LTX-2 Image-to-Video Adapter LoRA
A high-rank LoRA adapter for LTX-Video 2 that substantially improves image-to-video generation quality. No complex workflows, no image preprocessing, no compression tricks -- just a direct image embedding pipeline that works.
What This Is
This LoRA was trained on 30,000 generated videos spanning a wide range of subjects, styles, and motion types. The result is a highly generalized adapter that strengthens LTX-2's ability to take a single image and produce coherent, high-fidelity video from it.
Key Specs
| Parameter | Value |
|---|---|
| Base Model | LTX-Video 2 |
| LoRA Rank | 256 |
| Training Set | ~30,000 generated videos |
| Training Scope | Visual only (no explicit audio training) |
What It Does
- Improved image fidelity -- the generated video maintains stronger adherence to the source image with less drift or distortion across frames.
- Better motion coherence -- subjects move more naturally and consistently throughout the clip.
- Broader generalization -- performs well across diverse subjects and scenes without needing per-category tuning.

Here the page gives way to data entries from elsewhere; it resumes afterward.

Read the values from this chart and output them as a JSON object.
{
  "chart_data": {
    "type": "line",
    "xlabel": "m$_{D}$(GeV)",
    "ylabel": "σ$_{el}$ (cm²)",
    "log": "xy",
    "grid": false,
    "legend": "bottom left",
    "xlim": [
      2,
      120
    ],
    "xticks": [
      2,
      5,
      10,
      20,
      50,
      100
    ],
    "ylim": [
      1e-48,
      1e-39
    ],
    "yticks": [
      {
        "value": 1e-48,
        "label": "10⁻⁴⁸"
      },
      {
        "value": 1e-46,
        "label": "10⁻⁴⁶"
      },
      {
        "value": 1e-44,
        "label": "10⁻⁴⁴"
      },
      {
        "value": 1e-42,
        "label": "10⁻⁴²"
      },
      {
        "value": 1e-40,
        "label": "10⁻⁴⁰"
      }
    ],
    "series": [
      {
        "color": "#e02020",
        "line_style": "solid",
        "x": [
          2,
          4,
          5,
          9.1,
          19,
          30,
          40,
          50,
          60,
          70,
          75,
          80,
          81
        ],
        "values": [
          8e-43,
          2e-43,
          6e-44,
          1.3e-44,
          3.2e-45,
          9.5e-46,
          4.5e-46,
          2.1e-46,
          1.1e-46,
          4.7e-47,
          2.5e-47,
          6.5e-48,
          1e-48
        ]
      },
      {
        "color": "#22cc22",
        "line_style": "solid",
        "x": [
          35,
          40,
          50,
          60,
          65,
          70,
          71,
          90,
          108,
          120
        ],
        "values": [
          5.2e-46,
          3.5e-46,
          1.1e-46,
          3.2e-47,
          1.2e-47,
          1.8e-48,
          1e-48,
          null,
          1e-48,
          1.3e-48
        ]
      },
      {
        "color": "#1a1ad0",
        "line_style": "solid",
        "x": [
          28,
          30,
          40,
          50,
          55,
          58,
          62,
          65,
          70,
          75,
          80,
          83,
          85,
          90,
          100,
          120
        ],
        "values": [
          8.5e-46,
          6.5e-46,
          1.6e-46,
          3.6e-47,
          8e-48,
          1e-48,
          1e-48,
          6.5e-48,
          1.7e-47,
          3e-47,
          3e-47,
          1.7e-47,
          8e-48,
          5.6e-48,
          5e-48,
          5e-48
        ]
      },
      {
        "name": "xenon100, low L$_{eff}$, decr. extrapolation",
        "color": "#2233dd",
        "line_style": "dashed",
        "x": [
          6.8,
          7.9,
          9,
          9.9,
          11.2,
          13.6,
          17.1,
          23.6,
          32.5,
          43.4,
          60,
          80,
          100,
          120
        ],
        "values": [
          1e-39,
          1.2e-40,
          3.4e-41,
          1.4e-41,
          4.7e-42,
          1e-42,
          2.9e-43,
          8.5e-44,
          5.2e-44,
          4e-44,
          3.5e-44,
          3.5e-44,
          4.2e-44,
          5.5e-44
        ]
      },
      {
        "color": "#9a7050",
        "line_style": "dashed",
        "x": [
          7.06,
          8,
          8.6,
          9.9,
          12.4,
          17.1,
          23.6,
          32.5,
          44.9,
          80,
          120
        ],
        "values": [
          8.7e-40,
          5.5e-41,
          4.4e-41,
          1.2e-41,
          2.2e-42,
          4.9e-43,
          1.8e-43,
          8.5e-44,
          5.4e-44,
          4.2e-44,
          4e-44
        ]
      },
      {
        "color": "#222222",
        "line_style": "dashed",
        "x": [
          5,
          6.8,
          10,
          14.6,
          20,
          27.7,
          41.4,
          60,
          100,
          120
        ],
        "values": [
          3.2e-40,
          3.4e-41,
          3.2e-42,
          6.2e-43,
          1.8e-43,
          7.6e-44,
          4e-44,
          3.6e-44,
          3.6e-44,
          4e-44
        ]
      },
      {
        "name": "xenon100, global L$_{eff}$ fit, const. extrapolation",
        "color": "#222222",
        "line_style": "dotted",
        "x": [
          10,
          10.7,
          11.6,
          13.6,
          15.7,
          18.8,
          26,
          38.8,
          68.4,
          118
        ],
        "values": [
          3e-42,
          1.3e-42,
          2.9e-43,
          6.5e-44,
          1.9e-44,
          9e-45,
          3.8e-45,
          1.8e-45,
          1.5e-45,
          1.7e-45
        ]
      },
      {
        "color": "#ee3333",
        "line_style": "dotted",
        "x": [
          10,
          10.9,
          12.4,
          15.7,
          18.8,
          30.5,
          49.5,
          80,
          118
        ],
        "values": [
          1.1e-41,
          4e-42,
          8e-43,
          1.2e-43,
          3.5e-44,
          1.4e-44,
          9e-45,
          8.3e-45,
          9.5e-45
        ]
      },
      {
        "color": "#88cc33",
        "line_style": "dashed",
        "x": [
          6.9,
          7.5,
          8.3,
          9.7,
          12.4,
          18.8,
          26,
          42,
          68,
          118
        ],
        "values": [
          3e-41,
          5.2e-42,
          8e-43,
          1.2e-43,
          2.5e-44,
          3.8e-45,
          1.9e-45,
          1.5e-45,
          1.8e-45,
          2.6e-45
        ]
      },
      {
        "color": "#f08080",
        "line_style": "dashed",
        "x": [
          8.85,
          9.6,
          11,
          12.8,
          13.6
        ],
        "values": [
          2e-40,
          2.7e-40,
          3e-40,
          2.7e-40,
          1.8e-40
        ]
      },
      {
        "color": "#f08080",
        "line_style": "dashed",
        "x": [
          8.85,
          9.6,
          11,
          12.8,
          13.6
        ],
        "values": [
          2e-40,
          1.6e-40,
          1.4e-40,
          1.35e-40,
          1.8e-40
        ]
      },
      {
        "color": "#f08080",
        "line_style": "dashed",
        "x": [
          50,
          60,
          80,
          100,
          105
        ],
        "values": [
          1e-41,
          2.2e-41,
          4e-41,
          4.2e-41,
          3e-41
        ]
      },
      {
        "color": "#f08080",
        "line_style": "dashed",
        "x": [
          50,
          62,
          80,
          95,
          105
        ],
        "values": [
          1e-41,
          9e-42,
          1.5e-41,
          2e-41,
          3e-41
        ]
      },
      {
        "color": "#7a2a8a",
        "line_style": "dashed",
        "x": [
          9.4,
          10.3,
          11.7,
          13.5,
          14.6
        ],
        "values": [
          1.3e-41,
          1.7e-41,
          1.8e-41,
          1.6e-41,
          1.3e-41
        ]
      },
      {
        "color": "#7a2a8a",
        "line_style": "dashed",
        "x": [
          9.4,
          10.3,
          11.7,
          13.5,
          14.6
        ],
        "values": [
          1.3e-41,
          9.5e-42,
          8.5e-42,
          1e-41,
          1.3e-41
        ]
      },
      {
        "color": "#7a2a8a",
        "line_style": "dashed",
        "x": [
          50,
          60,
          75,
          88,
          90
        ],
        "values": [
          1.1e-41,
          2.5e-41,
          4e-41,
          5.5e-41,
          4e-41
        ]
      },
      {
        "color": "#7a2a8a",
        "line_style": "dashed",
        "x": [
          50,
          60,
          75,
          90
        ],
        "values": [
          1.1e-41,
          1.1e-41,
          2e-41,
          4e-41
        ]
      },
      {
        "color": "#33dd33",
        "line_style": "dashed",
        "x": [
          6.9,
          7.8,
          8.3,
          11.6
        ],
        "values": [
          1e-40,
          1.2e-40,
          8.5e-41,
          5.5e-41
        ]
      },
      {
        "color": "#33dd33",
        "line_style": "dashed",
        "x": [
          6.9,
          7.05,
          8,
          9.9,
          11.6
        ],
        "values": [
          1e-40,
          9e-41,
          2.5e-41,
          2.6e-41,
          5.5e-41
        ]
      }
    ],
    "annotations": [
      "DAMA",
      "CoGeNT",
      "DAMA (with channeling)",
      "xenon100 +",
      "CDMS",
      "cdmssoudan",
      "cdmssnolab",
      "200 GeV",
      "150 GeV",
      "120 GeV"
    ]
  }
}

- Zero-workflow overhead -- no ControlNet, no IP-Adapter stacking, no image manipulation required. Load the LoRA, attach an image embedding, prompt, and generate.
A Note on Audio
Audio was not explicitly trained into this LoRA. However, due to the nature of how LTX-2 handles its latent space, there are subtle shifts in audio output compared to the base model. This is a side effect of the training process, not an intentional feature.
Usage (ComfyUI)
- Place the LoRA file in your
ComfyUI/models/loras/directory. - Add an LTX-2 model loader node and load the base LTX-2 checkpoint.
- Add a Load LoRA node and select this adapter.
- Connect an image embedding node with your source image.
- Add your text prompt and generate.
No additional nodes, preprocessing steps, or auxiliary models are needed.
Workflow
Examples
Reference videos demonstrating the adapter's output quality:
Model Details
- Architecture: LoRA (Low-Rank Adaptation) applied to LTX-Video 2's transformer layers
- Rank 256 provides a high-capacity adaptation while remaining efficient to load and merge
- Training data was intentionally diverse to avoid overfitting to any single domain, producing a general-purpose image-to-video adapter rather than a style-specific fine-tune
License
Please refer to the LTX-Video license for base model terms.